September 12, 2008
Arrest Videos Help Inform the Public
By Mark L. Shurtleff
The world must be upside down. The ACLU and now the Deseret News (Sept. 8, editorial) are apparently against open government. This newspaper and the civil rights organization took me to task for showing the arrest of an alleged Internet predator. The arrest video is just one of numerous features we have added to our Web site (www.attorneygeneral.utah.gov) to help inform the public.
I agree with the editorial that I should be concerned that every person receives a fair trial. I am. The courts have ruled that publicizing mug shots and "perp walks" do not violate the constitutional rights of suspects and arrestees. So held the 2nd U.S. Circuit Court of Appeals, saying "perp walks also serve the more serious purpose of educating the public about law enforcement efforts. The image of the accused being led away to contend with the justice system powerfully communicates government efforts to thwart the criminal element, and it may deter others from attempting similar crimes."
My office has contacted states and other cities that provide arrest videos on their Web sites. A few defense lawyers in those areas have filed challenges, but no convictions have been overturned because of an arrest video. All of our press releases about arrests, and the video in question, include this disclaimer: "Defendants are presumed innocent until a conviction is obtained."
We believe the video serves many purposes, including:
It will be a deterrent and sends a strong message that no one is above the law.
It lets the public know what is being done to fight crime and provides transparency in the justice system.
It may encourage witnesses and others to come forward with information about the case.
The way people receive and send information is constantly changing, and we're doing everything we can to provide information so people have the power to protect themselves. It is why we created IRIS (www.idtheft.utah.gov), a one-stop Web site for identity-theft victims to report a crime and repair their credit.
It is also why we facilitated the state's use of Crime Reports (www.crimereports.com), a Web site that tells you what crimes are occurring in your neighborhood. It is also why we added the AG blog to our Web site so I could correspond directly with people.
The editorial stated that it was OK for a sheriff's office to provide mug shots and even a perp walk. My office oversees the Utah Internet Crimes Against Children (ICAC) Task Force. ICAC has never received a single objection when it invited reporters and photographers along to see firsthand the terrible dangers our children face online.
Numerous media outlets, including your newspaper, have photographed people getting arrested by ICAC. However, this practice sometimes leads to accusations of favoritism because not every media outlet is invited along. This new approach allows everyone, including the public, to see and use the video.
Regardless of whether anyone photographs or videotapes an arrest, every suspect is booked into jail, his mug shot becomes part of the public record and his face is often shown on TV and in the newspaper.
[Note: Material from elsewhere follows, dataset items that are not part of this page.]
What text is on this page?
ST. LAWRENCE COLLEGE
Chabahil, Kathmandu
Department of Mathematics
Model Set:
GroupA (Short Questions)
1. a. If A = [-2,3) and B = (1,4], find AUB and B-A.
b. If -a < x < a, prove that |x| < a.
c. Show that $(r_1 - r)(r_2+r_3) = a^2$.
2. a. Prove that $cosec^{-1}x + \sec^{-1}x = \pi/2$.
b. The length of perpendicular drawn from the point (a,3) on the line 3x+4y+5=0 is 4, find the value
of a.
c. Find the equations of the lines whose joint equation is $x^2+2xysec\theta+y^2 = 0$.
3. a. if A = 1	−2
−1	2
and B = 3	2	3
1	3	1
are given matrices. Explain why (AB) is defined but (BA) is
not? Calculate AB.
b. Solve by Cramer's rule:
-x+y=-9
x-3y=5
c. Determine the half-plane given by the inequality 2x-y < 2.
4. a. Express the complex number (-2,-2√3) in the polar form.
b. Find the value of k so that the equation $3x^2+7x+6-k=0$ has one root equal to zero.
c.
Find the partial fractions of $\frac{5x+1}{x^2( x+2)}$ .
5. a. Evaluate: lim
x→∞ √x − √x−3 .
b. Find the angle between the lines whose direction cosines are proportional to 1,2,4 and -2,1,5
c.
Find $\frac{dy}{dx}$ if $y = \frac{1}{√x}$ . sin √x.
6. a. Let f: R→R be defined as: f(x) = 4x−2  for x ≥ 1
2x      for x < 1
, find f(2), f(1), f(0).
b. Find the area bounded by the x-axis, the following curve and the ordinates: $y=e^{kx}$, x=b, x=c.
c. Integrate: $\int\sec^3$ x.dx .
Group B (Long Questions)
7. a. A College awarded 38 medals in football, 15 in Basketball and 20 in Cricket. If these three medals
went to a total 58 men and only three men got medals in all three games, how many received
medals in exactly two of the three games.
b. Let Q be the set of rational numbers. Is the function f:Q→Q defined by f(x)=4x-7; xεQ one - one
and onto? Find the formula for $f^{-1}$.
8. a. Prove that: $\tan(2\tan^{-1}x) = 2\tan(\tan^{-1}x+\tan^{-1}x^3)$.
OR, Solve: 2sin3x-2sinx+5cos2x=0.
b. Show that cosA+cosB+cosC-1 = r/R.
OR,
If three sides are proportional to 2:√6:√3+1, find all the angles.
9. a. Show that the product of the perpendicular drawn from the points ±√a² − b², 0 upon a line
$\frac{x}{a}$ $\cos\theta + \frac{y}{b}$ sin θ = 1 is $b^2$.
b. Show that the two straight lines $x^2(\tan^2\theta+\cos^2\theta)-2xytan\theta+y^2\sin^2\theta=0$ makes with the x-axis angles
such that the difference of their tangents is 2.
The court video of the defendant is also public and available before the person is convicted.
The media and I should have the same goal on this issue: provide people with the best information to promote safety and prevent crime. The Utah Attorney General's Office will continue to provide on our Web site more documents, pictures and videos, including an occasional arrest video. I made a pledge when I took office that I would conduct the people's business in public and also protect people's constitutional rights. Our new Web site does both.
Mark L. Shurtleff is the Utah attorney general.